We quite simply take two chairs, one for us and one for you, out on city streets, sit down and offer to listen to anyone about anything.

That’s the essence of “Sidewalk Talk,” a nonprofit community project that wants to help people “feel a little more connected, a little more belonging, and a little more well.” The listeners are psychologists, psychotherapists, social workers, or listeners trained by therapists. They are not offering formal therapy; they are just there to listen. They are all volunteers.
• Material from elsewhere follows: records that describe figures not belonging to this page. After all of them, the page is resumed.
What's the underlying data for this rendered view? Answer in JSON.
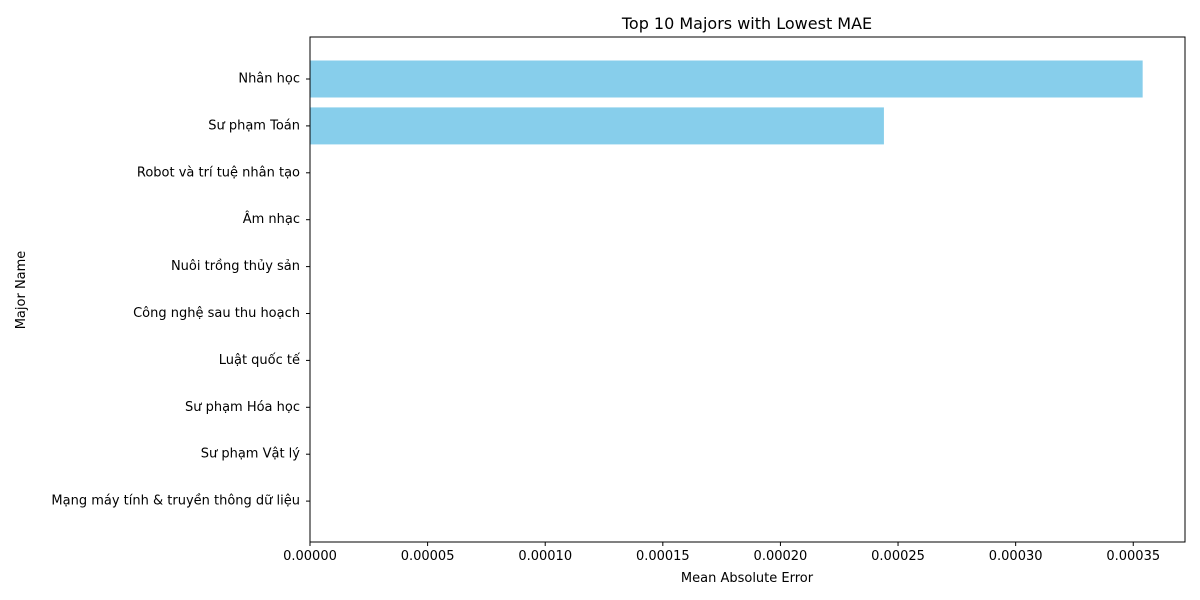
{
  "chart_data": {
    "type": "bar",
    "orientation": "horizontal",
    "title": "Top 10 Majors with Lowest MAE",
    "xlabel": "Mean Absolute Error",
    "ylabel": "Major Name",
    "xlim": [
      0,
      0.000372
    ],
    "xticks": [
      "0.00000",
      "0.00005",
      "0.00010",
      "0.00015",
      "0.00020",
      "0.00025",
      "0.00030",
      "0.00035"
    ],
    "xtick_values": [
      0,
      5e-05,
      0.0001,
      0.00015,
      0.0002,
      0.00025,
      0.0003,
      0.00035
    ],
    "categories": [
      "Nhân học",
      "Sư phạm Toán",
      "Robot và trí tuệ nhân tạo",
      "Âm nhạc",
      "Nuôi trồng thủy sản",
      "Công nghệ sau thu hoạch",
      "Luật quốc tế",
      "Sư phạm Hóa học",
      "Sư phạm Vật lý",
      "Mạng máy tính & truyền thông dữ liệu"
    ],
    "values": [
      0.000354,
      0.000244,
      0,
      0,
      0,
      0,
      0,
      0,
      0,
      0
    ],
    "bar_color": "#87ceeb",
    "grid": false,
    "legend": "none"
  }
}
The listeners know about local mental health services that are affordable or free and can refer people who are interested or in crisis. Some of the people who have pulled up a chair across from a listener have thought about therapy but were reluctant to seek professional help; after their time with a Sidewalk Talk volunteer, they feel less anxious about doing so.

The Sidewalk Talk listeners are not just there for people who may need more formal help. As they say, they will listen to anyone about anything. Some of the people who talk to the listeners are just feeling a little lonely, and appreciate the opportunity to talk to someone who really hears them. (If you are someone who loves your time alone and you rarely feel lonely, you may want to check out Alone: The badass psychology of people who like being alone.)

Many years ago, when I was first starting out as a graduate student in social psychology and then a new assistant professor, I did some research on help-seeking and reactions to receiving help. Some people have trouble asking for help. For example, they may have difficulty with the status difference between the person who provides the help and the person who receives it. Or they may feel indebted after receiving help, and find that uncomfortable. Sidewalk Talk is structured in a way that mitigates some of those concerns. People who talk to one of the listeners and express an interest in staying connected are offered the opportunity to be trained to become a volunteer listener, or to start a Sidewalk Talk chapter in their own city. That way, they get to be the people giving the help and not just receiving it.

Sometimes inspiring new social movements trace their origins to a place of great pain. Sidewalk Talk was started by a psychotherapist, Traci Ruble, after the Sandy Hook shooting of 20 schoolchildren and six adults. According to Atlantic magazine’s City Talk, Ruble wanted to rebuild communities, and her collaborator, Lily Sloane, was interested in raising awareness about issues of mental health.

Since 2015, Sidewalk Talk events have been created in 29 cities in the U.S. and in 10 countries, including Malaysia, South Africa, and England. More than 10,000 people have accepted the offer to sit across from a listener on a city street and just talk. It will be interesting to see if Sidewalk Talk continues to gather momentum into the future.